3. Choose how to register a limited company
It’s relatively straightforward to register a limited company with Companies House yourself – you’ll need to complete a series of documents. Alternatively, you can pay an agent to register your business for you which is usually easier, quicker and with less chance of a mistake being made.
Register a limited company yourself
- Register your company with Companies House. It takes 24 hours to register and costs £12 to submit your registration online.
- You’ll need to have chosen a company name and have a UK address as its registered office. This address will be made public and is used by Companies House and HMRC to send official notices to the company. It should also appear on all company documentation such as invoices.
- You’ll need to submit Memorandum of Association documents online including the names of the company officers, directors and people with significant control over the company; the amount of share capital and how this is divided between shareholders; and the trading activities of the company, often referred to as the SIC Code. You can find the appropriate SIC Code from Companies House.
- Download templates for these documents from the Companies House starting a company section.
Using a company formation agent
- There are lots of company formation agents to choose from or you can use a solicitor to register your business. These options cost more but they are often quicker and a specialist will be able to guide you through the information needed for registering the limited company.

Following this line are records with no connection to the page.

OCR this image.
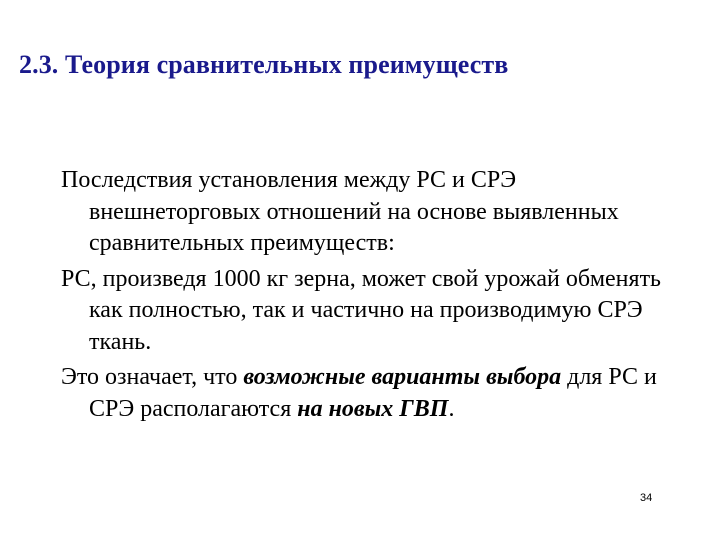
2.3. Теория сравнительных преимуществ

Последствия установления между РС и СРЭ внешнеторговых отношений на основе выявленных сравнительных преимуществ:

РС, произведя 1000 кг зерна, может свой урожай обменять как полностью, так и частично на производимую СРЭ ткань.

Это означает, что возможные варианты выбора для РС и СРЭ располагаются на новых ГВП.

34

- You can search for company formation agents using the Companies House Company Formation Agents directory which lists the web address and phone numbers of recognised formation agents.
- Use Google to search for the agent online, including reviews from previous customers, before picking the one you’ll use.
- The company formation agent will handle all the paperwork and submit the documents to Companies House and it can take as little as three hours.
- The agent will be able to offer other services including the use of a registered office, scanning services for mail received and online portals for managing the administration of your business details.
What documents are needed to form a limited company?
Whether you decide to register the limited company yourself or use a company formation agent, registration documents for your limited company will need to be submitted to Companies House before you can start trading.
- A Memorandum of Association is a legal statement signed by all parties forming the company including the names and addresses of directors and shareholders.
- The Articles of Association is a legal document that states shareholders rights and the powers of company directors over the business.
- Form IN01 is a document listing the details of the company directors, company secretary if applicable, shareholders and details of the shares issued and the share capital. Download IN01 from Companies House.
How to choose a registered office address
During the registration process you’ll need to include the registered office address and directors’ service address. Official documents or legal notices are sent to these addresses and they are made public on the Companies House register.
A registered office address must be based in the UK and can be a residential address, although it does not need to be the trading address of the company. Many limited companies use a registered office address service that costs around £50 per year.
What should I do after registering a limited company?
Once your company is registered you’ll be sent a Certificate of Incorporation confirming the company’s existence and showing the company number and date of formation. You must now register your limited company with HM Revenue & Customs (HMRC) within three months of starting trading or risk a penalty.